Time frame: Minutes to hours
Pros: Day trading allows the use of more leverage as the risk per trade is usually lower. Day traders are not exposed to overnight gaps.
Cons: Requires full-time attention.You will often miss out on the full extent of a trend by closing a trade at the end of the day. Trading costs make up a far larger part of a day trader’s P&L, and they therefore usually only trade instruments with low commission rates.
Personality fit: The first requirement is time. DayTrading is a full-time job, not a hobby. Secondly focus, resilience and discipline.
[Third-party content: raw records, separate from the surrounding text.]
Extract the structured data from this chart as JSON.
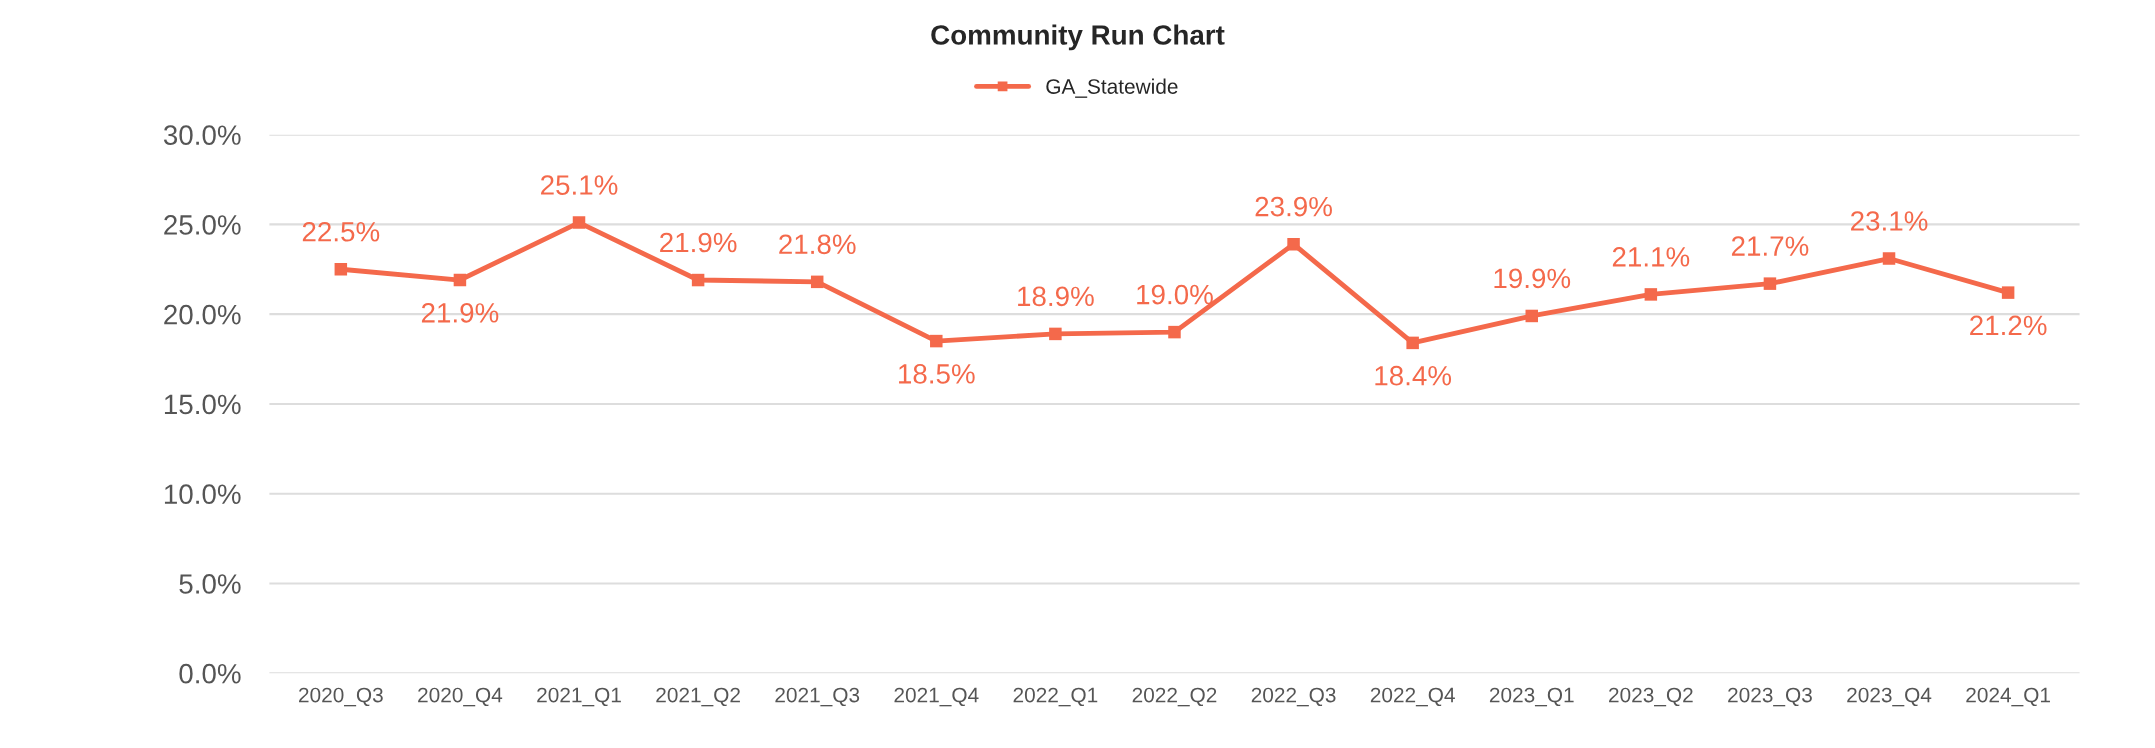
{
  "chart_data": {
    "type": "line",
    "title": "Community Run Chart",
    "categories": [
      "2020_Q3",
      "2020_Q4",
      "2021_Q1",
      "2021_Q2",
      "2021_Q3",
      "2021_Q4",
      "2022_Q1",
      "2022_Q2",
      "2022_Q3",
      "2022_Q4",
      "2023_Q1",
      "2023_Q2",
      "2023_Q3",
      "2023_Q4",
      "2024_Q1"
    ],
    "series": [
      {
        "name": "GA_Statewide",
        "color": "#f4694b",
        "values": [
          22.5,
          21.9,
          25.1,
          21.9,
          21.8,
          18.5,
          18.9,
          19.0,
          23.9,
          18.4,
          19.9,
          21.1,
          21.7,
          23.1,
          21.2
        ],
        "value_labels": [
          "22.5%",
          "21.9%",
          "25.1%",
          "21.9%",
          "21.8%",
          "18.5%",
          "18.9%",
          "19.0%",
          "23.9%",
          "18.4%",
          "19.9%",
          "21.1%",
          "21.7%",
          "23.1%",
          "21.2%"
        ]
      }
    ],
    "ylim": [
      0,
      30
    ],
    "yticks": [
      {
        "value": 0,
        "label": "0.0%"
      },
      {
        "value": 5,
        "label": "5.0%"
      },
      {
        "value": 10,
        "label": "10.0%"
      },
      {
        "value": 15,
        "label": "15.0%"
      },
      {
        "value": 20,
        "label": "20.0%"
      },
      {
        "value": 25,
        "label": "25.0%"
      },
      {
        "value": 30,
        "label": "30.0%"
      }
    ],
    "grid": "y",
    "legend": "top",
    "marker": "square",
    "line_style": "solid"
  }
}
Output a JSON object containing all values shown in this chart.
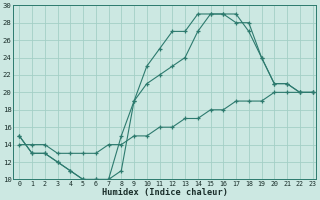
{
  "xlabel": "Humidex (Indice chaleur)",
  "xlim": [
    0,
    23
  ],
  "ylim": [
    10,
    30
  ],
  "xtick_vals": [
    0,
    1,
    2,
    3,
    4,
    5,
    6,
    7,
    8,
    9,
    10,
    11,
    12,
    13,
    14,
    15,
    16,
    17,
    18,
    19,
    20,
    21,
    22,
    23
  ],
  "ytick_vals": [
    10,
    12,
    14,
    16,
    18,
    20,
    22,
    24,
    26,
    28,
    30
  ],
  "bg_color": "#cce8e2",
  "line_color": "#2d7a6e",
  "grid_color": "#a4cfc6",
  "line1_x": [
    0,
    1,
    2,
    3,
    4,
    5,
    6,
    7,
    8,
    9,
    10,
    11,
    12,
    13,
    14,
    15,
    16,
    17,
    18,
    19,
    20,
    21,
    22,
    23
  ],
  "line1_y": [
    15,
    13,
    13,
    12,
    11,
    10,
    10,
    10,
    11,
    19,
    23,
    25,
    27,
    27,
    29,
    29,
    29,
    29,
    27,
    24,
    21,
    21,
    20,
    20
  ],
  "line2_x": [
    0,
    1,
    2,
    3,
    4,
    5,
    6,
    7,
    8,
    9,
    10,
    11,
    12,
    13,
    14,
    15,
    16,
    17,
    18,
    19,
    20,
    21,
    22,
    23
  ],
  "line2_y": [
    15,
    13,
    13,
    12,
    11,
    10,
    10,
    10,
    15,
    19,
    21,
    22,
    23,
    24,
    27,
    29,
    29,
    28,
    28,
    24,
    21,
    21,
    20,
    20
  ],
  "line3_x": [
    0,
    1,
    2,
    3,
    4,
    5,
    6,
    7,
    8,
    9,
    10,
    11,
    12,
    13,
    14,
    15,
    16,
    17,
    18,
    19,
    20,
    21,
    22,
    23
  ],
  "line3_y": [
    14,
    14,
    14,
    13,
    13,
    13,
    13,
    14,
    14,
    15,
    15,
    16,
    16,
    17,
    17,
    18,
    18,
    19,
    19,
    19,
    20,
    20,
    20,
    20
  ]
}
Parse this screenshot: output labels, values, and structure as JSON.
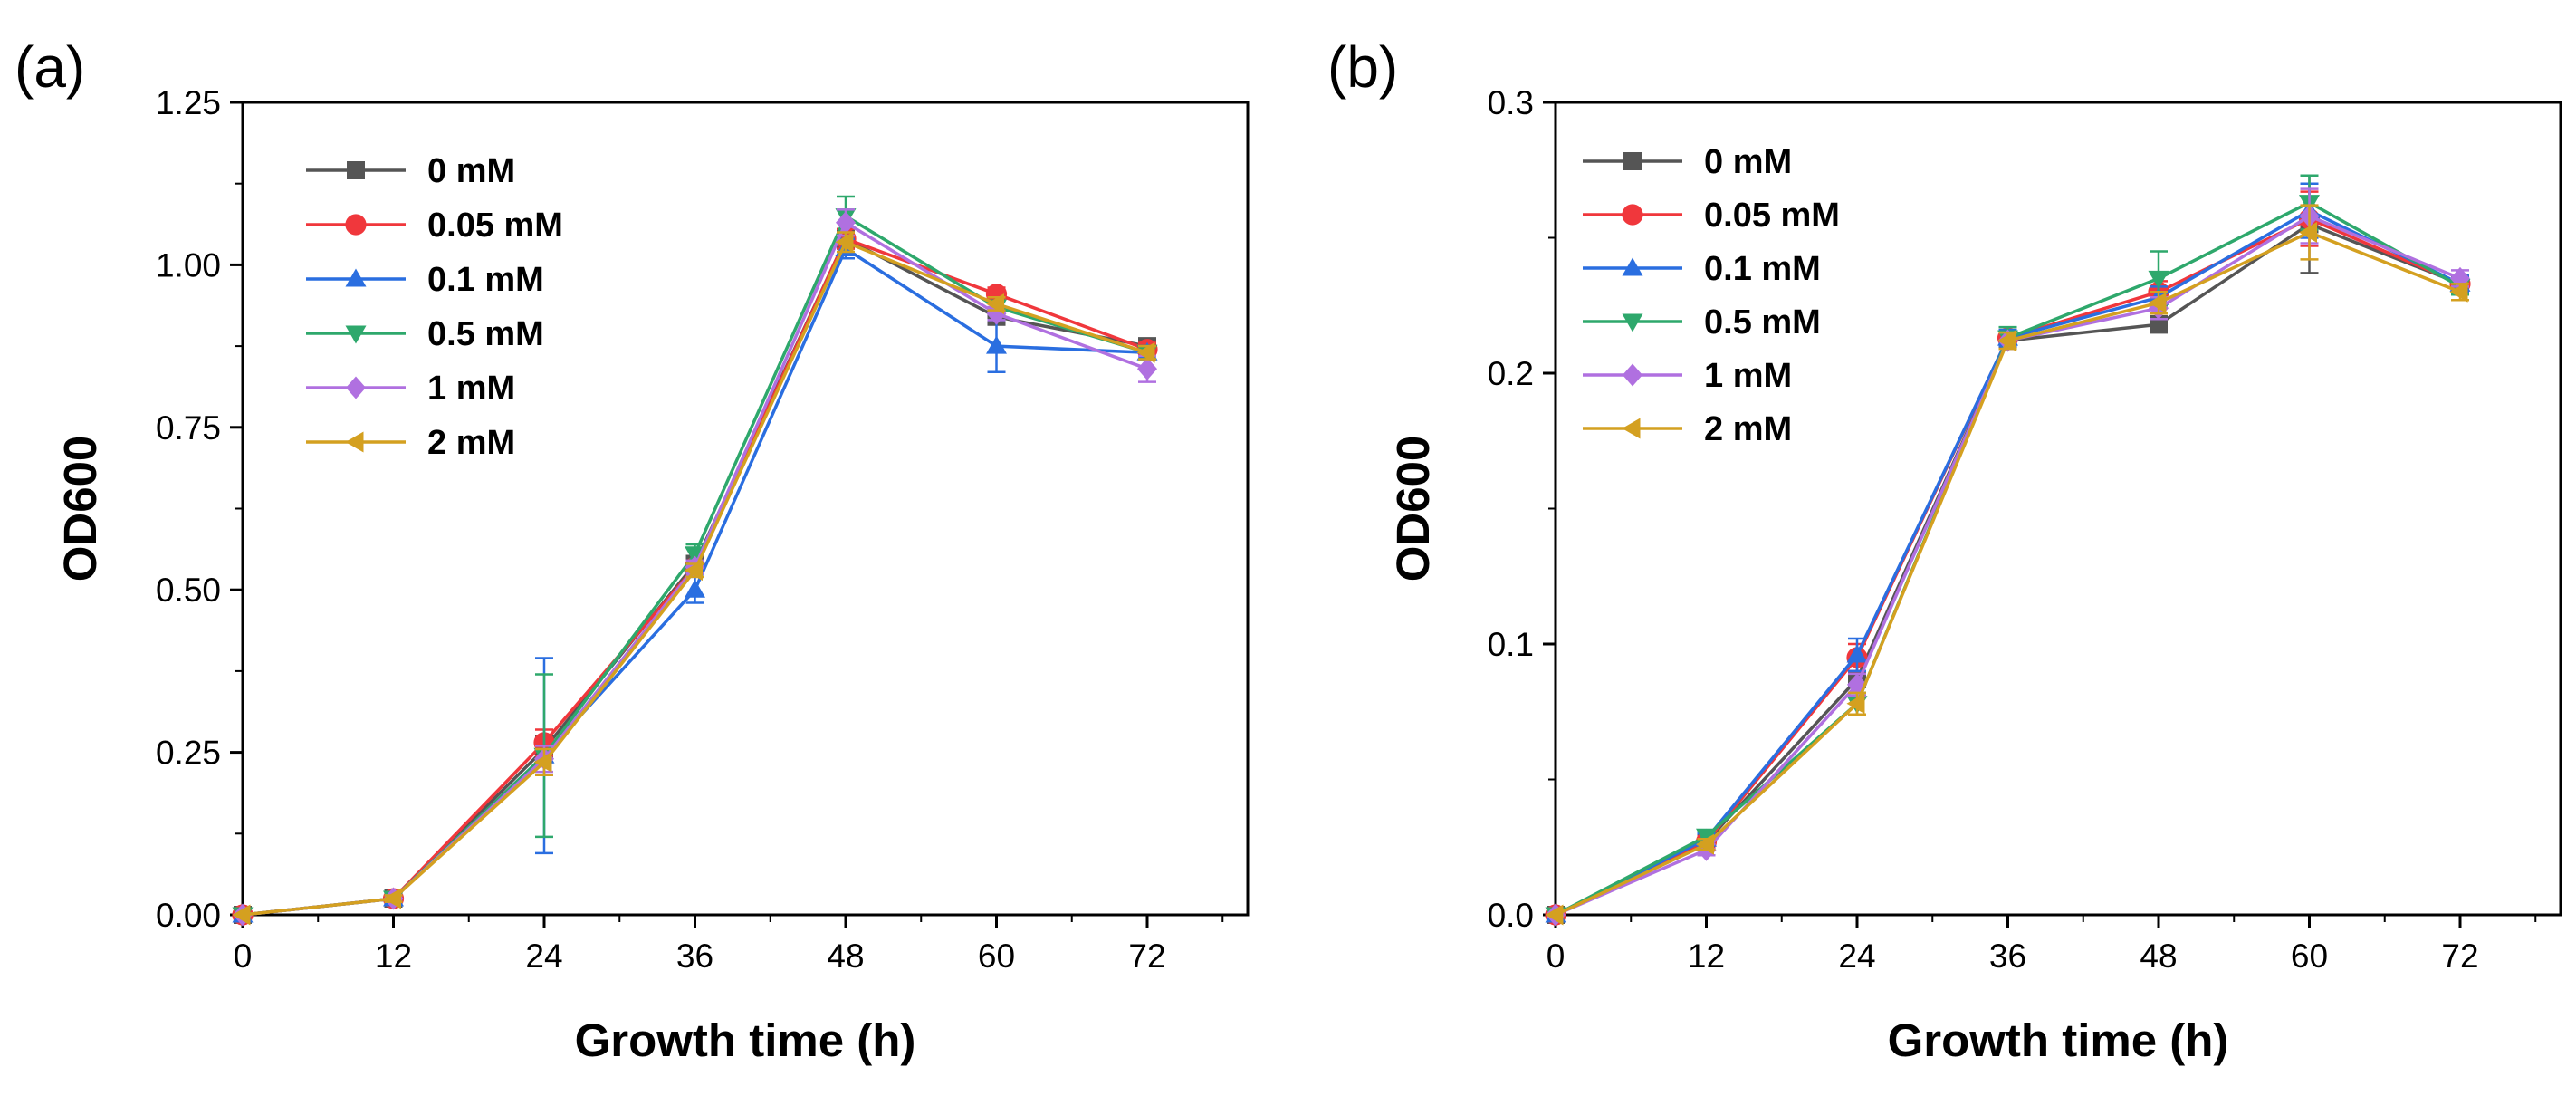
{
  "chart_data": [
    {
      "type": "line",
      "panel_label": "(a)",
      "title": "",
      "xlabel": "Growth time (h)",
      "ylabel": "OD600",
      "xlim": [
        0,
        80
      ],
      "ylim": [
        0,
        1.25
      ],
      "x_ticks": [
        0,
        12,
        24,
        36,
        48,
        60,
        72
      ],
      "x_tick_labels": [
        "0",
        "12",
        "24",
        "36",
        "48",
        "60",
        "72"
      ],
      "y_ticks": [
        0,
        0.25,
        0.5,
        0.75,
        1.0,
        1.25
      ],
      "y_tick_labels": [
        "0.00",
        "0.25",
        "0.50",
        "0.75",
        "1.00",
        "1.25"
      ],
      "grid": false,
      "legend_position": "top-left",
      "x": [
        0,
        12,
        24,
        36,
        48,
        60,
        72
      ],
      "series": [
        {
          "name": "0 mM",
          "color": "#555555",
          "marker": "square",
          "values": [
            0.0,
            0.025,
            0.255,
            0.54,
            1.04,
            0.92,
            0.875
          ],
          "errors": [
            0,
            0.005,
            0.02,
            0.01,
            0.015,
            0.01,
            0.01
          ]
        },
        {
          "name": "0.05 mM",
          "color": "#f0373c",
          "marker": "circle",
          "values": [
            0.0,
            0.025,
            0.265,
            0.535,
            1.04,
            0.955,
            0.87
          ],
          "errors": [
            0,
            0.005,
            0.02,
            0.01,
            0.015,
            0.01,
            0.01
          ]
        },
        {
          "name": "0.1 mM",
          "color": "#2a6ee0",
          "marker": "triangle-up",
          "values": [
            0.0,
            0.025,
            0.245,
            0.5,
            1.025,
            0.875,
            0.865
          ],
          "errors": [
            0,
            0.005,
            0.15,
            0.02,
            0.015,
            0.04,
            0.01
          ]
        },
        {
          "name": "0.5 mM",
          "color": "#2ea86c",
          "marker": "triangle-down",
          "values": [
            0.0,
            0.025,
            0.245,
            0.555,
            1.075,
            0.935,
            0.865
          ],
          "errors": [
            0,
            0.005,
            0.125,
            0.015,
            0.03,
            0.01,
            0.01
          ]
        },
        {
          "name": "1 mM",
          "color": "#b070e0",
          "marker": "diamond",
          "values": [
            0.0,
            0.025,
            0.24,
            0.535,
            1.065,
            0.925,
            0.84
          ],
          "errors": [
            0,
            0.005,
            0.02,
            0.01,
            0.02,
            0.01,
            0.02
          ]
        },
        {
          "name": "2 mM",
          "color": "#d4a020",
          "marker": "triangle-left",
          "values": [
            0.0,
            0.025,
            0.235,
            0.53,
            1.035,
            0.94,
            0.865
          ],
          "errors": [
            0,
            0.005,
            0.02,
            0.01,
            0.015,
            0.01,
            0.01
          ]
        }
      ]
    },
    {
      "type": "line",
      "panel_label": "(b)",
      "title": "",
      "xlabel": "Growth time (h)",
      "ylabel": "OD600",
      "xlim": [
        0,
        80
      ],
      "ylim": [
        0,
        0.3
      ],
      "x_ticks": [
        0,
        12,
        24,
        36,
        48,
        60,
        72
      ],
      "x_tick_labels": [
        "0",
        "12",
        "24",
        "36",
        "48",
        "60",
        "72"
      ],
      "y_ticks": [
        0,
        0.1,
        0.2,
        0.3
      ],
      "y_tick_labels": [
        "0.0",
        "0.1",
        "0.2",
        "0.3"
      ],
      "grid": false,
      "legend_position": "top-left",
      "x": [
        0,
        12,
        24,
        36,
        48,
        60,
        72
      ],
      "series": [
        {
          "name": "0 mM",
          "color": "#555555",
          "marker": "square",
          "values": [
            0.0,
            0.027,
            0.087,
            0.212,
            0.218,
            0.255,
            0.233
          ],
          "errors": [
            0,
            0.002,
            0.005,
            0.003,
            0.003,
            0.018,
            0.003
          ]
        },
        {
          "name": "0.05 mM",
          "color": "#f0373c",
          "marker": "circle",
          "values": [
            0.0,
            0.027,
            0.095,
            0.213,
            0.23,
            0.257,
            0.233
          ],
          "errors": [
            0,
            0.002,
            0.005,
            0.003,
            0.004,
            0.01,
            0.003
          ]
        },
        {
          "name": "0.1 mM",
          "color": "#2a6ee0",
          "marker": "triangle-up",
          "values": [
            0.0,
            0.028,
            0.096,
            0.213,
            0.228,
            0.26,
            0.233
          ],
          "errors": [
            0,
            0.002,
            0.006,
            0.003,
            0.004,
            0.01,
            0.003
          ]
        },
        {
          "name": "0.5 mM",
          "color": "#2ea86c",
          "marker": "triangle-down",
          "values": [
            0.0,
            0.029,
            0.078,
            0.213,
            0.235,
            0.263,
            0.232
          ],
          "errors": [
            0,
            0.002,
            0.004,
            0.004,
            0.01,
            0.01,
            0.003
          ]
        },
        {
          "name": "1 mM",
          "color": "#b070e0",
          "marker": "diamond",
          "values": [
            0.0,
            0.024,
            0.085,
            0.212,
            0.224,
            0.258,
            0.235
          ],
          "errors": [
            0,
            0.002,
            0.004,
            0.003,
            0.004,
            0.01,
            0.003
          ]
        },
        {
          "name": "2 mM",
          "color": "#d4a020",
          "marker": "triangle-left",
          "values": [
            0.0,
            0.026,
            0.078,
            0.212,
            0.226,
            0.252,
            0.23
          ],
          "errors": [
            0,
            0.002,
            0.004,
            0.003,
            0.004,
            0.01,
            0.003
          ]
        }
      ]
    }
  ]
}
Scalping is a term you will also hear from time to time. Scalpers attempt to make quick profits by trading within a channel or by looking for a reversion to the mean or away from a support or resistance level.
Time frame: Minutes to hours
Pros: Scalpers can make money under most market conditions by moving from one time-frame to another.
Cons: Scalping requires full-time attention because profits are small and losses must be kept small too.
Personality fit: Scalping is perfect for those who like to be active all the time.
Short selling can be used in all the trading styles above, but requires very careful risk management as potential losses can be unlimited.
These are the most common investment and trading styles. But remember, finding a style that works for you is only the first step. You also have to get good at that particular style and work out what your edge is. The shorter the timeframe, the more important skill and having an edge become. It’s best to start out with a longer time frames and move to a shorter time frame as you become more comfortable with your style.